Comment by jancsika
7 years ago
> There could be an entire "shadow ecosystem" of invite-only source repos being shared among friends who are responsible for those they invite, including possibly having whole "trees" pruned if they turn out to be troublesome.
That could certainly be evidence that FLOSS projects need to do a better job of mentoring newcomers, and of combating abusive and anti-social behavior on their lists and issue trackers. That people are squirreled away on "shadow ecosystems" in sizable numbers would be a sign that FLOSS projects are failing at those tasks.
But it is not evidence that the artifacts these shadow ecosystems are producing have much value. If there are indeed a sizable number of participants there would be an example of a fork that releases binaries/tarballs of significantly higher quality than the original project.
Does anyone have such an example?
* tarball/binary available for fork
* fork is significantly improved over the original project
* FLOSS dev community for fork is invite only
I could name some arguable candidates: XFree86/x.org, mplayer/mplayer2/mpv, and xchat/HexChat. In many cases the catalyst was some kind of licensing disagreement, but the reason people were drawn to the fork was the dev culture of the original project. What they have in common is the original project tends to (but does not always) wither and die, at which point the quiet fork becomes the main focus.
But to be clear, this is the normal, daily-basis operation in the name of distro packaging, too. Some distros (Slackware, e.g.) try to hew as close to upstream as possible, but others (Red Hat and Debian, e.g.) significantly modify the upstream code, and development of this private not-a-fork-just-a-set-of-massive-patches is absolutely invite-only. There are weird rituals around not calling a given distro's effective forking "a fork," but in essence that's exactly what it is. "We can't get this patch accepted upstream," they'll say, and then the fork is live. It leads to heated and sometimes inimical clashes between the upstream dev and the packaging entity (c.f. xscreensaver, firefox/iceweasel, etc).
The only difference between some of these "packaging efforts" and the article's "shadow ecosystem" is how many users they have, really.
> I could name some arguable candidates: XFree86/x.org, mplayer/mplayer2/mpv, and xchat/HexChat.
Sorry, I left out the bullet about development being done in a private, invite-only group. That's what I'm curious about, and I don't think there are any examples of that.
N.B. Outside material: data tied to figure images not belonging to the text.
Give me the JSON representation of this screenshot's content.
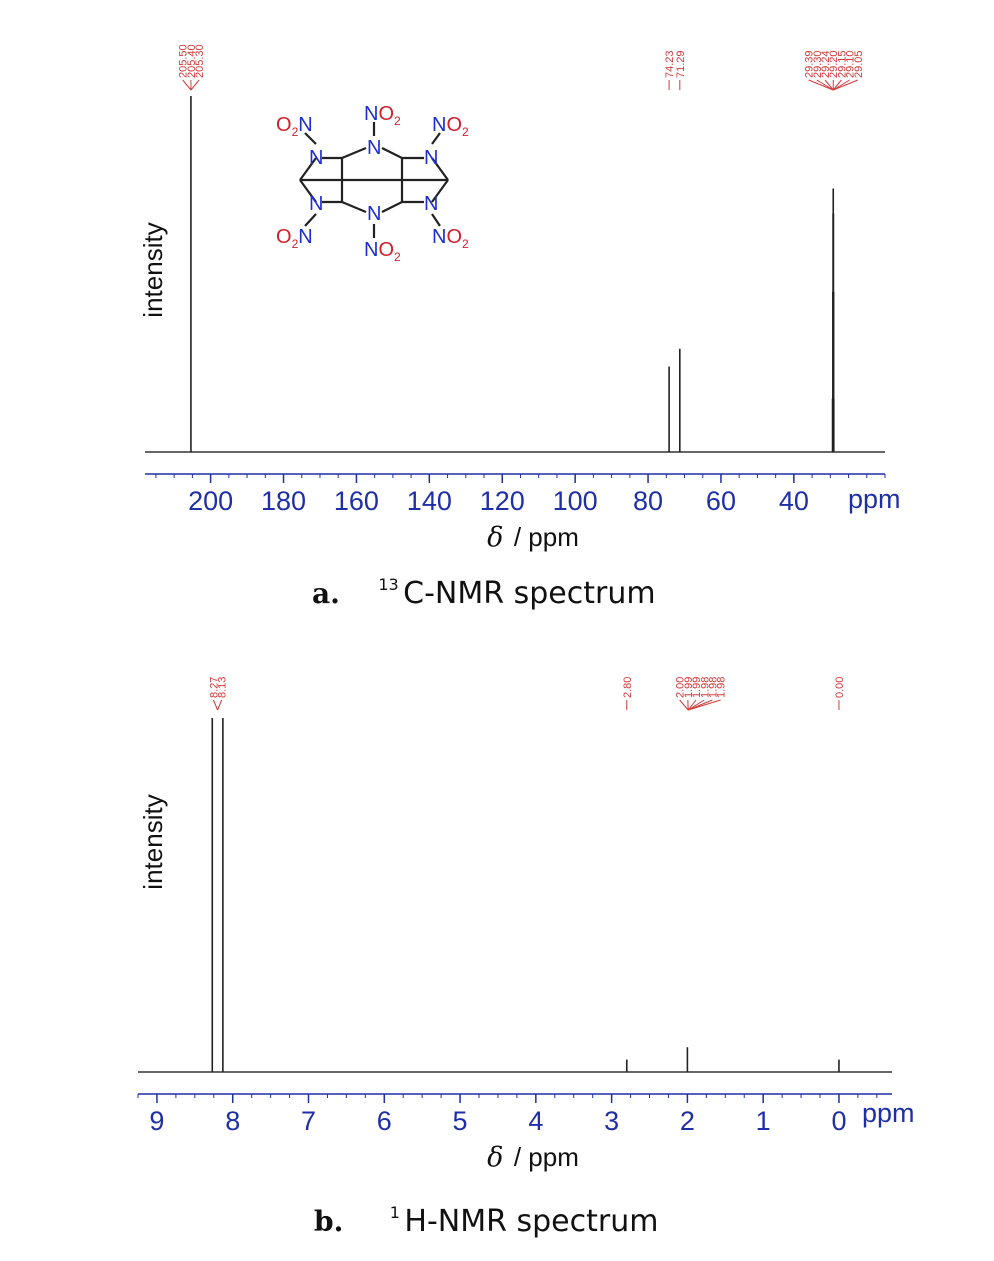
{
  "chart_data": [
    {
      "type": "line",
      "caption_letter": "a.",
      "caption_sup": "13",
      "caption_text": "C-NMR spectrum",
      "ylabel": "intensity",
      "xlabel": "/ ppm",
      "xlabel_symbol": "δ",
      "unit_label": "ppm",
      "xlim": [
        218,
        15
      ],
      "xticks": [
        200,
        180,
        160,
        140,
        120,
        100,
        80,
        60,
        40
      ],
      "peaks": [
        {
          "x": 205.4,
          "height": 1.0
        },
        {
          "x": 74.23,
          "height": 0.24
        },
        {
          "x": 71.29,
          "height": 0.29
        },
        {
          "x": 29.39,
          "height": 0.15
        },
        {
          "x": 29.3,
          "height": 0.45
        },
        {
          "x": 29.24,
          "height": 0.67
        },
        {
          "x": 29.2,
          "height": 0.74
        },
        {
          "x": 29.15,
          "height": 0.67
        },
        {
          "x": 29.1,
          "height": 0.45
        },
        {
          "x": 29.05,
          "height": 0.15
        }
      ],
      "peak_label_groups": [
        {
          "labels": [
            "205.50",
            "205.40",
            "205.30"
          ],
          "target_x": 205.4
        },
        {
          "labels": [
            "74.23"
          ],
          "target_x": 74.23
        },
        {
          "labels": [
            "71.29"
          ],
          "target_x": 71.29
        },
        {
          "labels": [
            "29.39",
            "29.30",
            "29.24",
            "29.20",
            "29.15",
            "29.10",
            "29.05"
          ],
          "target_x": 29.2
        }
      ],
      "structure": {
        "n_label": "N",
        "no2_o": "O",
        "no2_sub": "2",
        "no2_n": "N",
        "substituent_top": "NO",
        "substituent_left": "O",
        "sub2": "2"
      }
    },
    {
      "type": "line",
      "caption_letter": "b.",
      "caption_sup": "1",
      "caption_text": "H-NMR spectrum",
      "ylabel": "intensity",
      "xlabel": "/ ppm",
      "xlabel_symbol": "δ",
      "unit_label": "ppm",
      "xlim": [
        9.25,
        -0.7
      ],
      "xticks": [
        9,
        8,
        7,
        6,
        5,
        4,
        3,
        2,
        1,
        0
      ],
      "peaks": [
        {
          "x": 8.27,
          "height": 1.0
        },
        {
          "x": 8.13,
          "height": 1.0
        },
        {
          "x": 2.8,
          "height": 0.035
        },
        {
          "x": 2.0,
          "height": 0.07
        },
        {
          "x": 0.0,
          "height": 0.035
        }
      ],
      "peak_label_groups": [
        {
          "labels": [
            "8.27",
            "8.13"
          ],
          "target_x": 8.2
        },
        {
          "labels": [
            "2.80"
          ],
          "target_x": 2.8
        },
        {
          "labels": [
            "2.00",
            "1.99",
            "1.99",
            "1.98",
            "1.98",
            "1.98"
          ],
          "target_x": 1.99
        },
        {
          "labels": [
            "0.00"
          ],
          "target_x": 0.0
        }
      ]
    }
  ]
}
No, there's no reason to do it in private. If you look around there are plenty of people who publicly fork code bases and work together independently of the original project with no drama. It could be they just want to go in a different direction, or to play, or didn't like the original group etc. They own their repo(s), get to decide who's invited in and if they even have a forum/mailing list/whatever. Been that way for decades.
That's not to say there aren't very public forks of important projects: they happen all the time. (just a few: Emacs/XEmacs, GCC/EGCS, FFmpeg/Libav, Cyanogenmod/LineageOS) If those who did the fork are right, the new project tends to supersede the original. And when there's a fork because one or more of the controlling personalities is an asshole, it tends to be public, noisy and messy. Note: the Linus/lkml thing barely moves the needle on this scale. (i.e. it's public, but there really hasn't been a lot of noise or mess to date.) Also, Linus is a complete gentleman compared to some of the situations I've read about.
There is a reason to do it in private: So you don't have to deal with the general public and the questions they might ask.
There's no requirement that projects listen to feedback or provide support, though the most successful ones generally do. There are many projects that simply ignore user and developer feedback. That's often a reason people fork.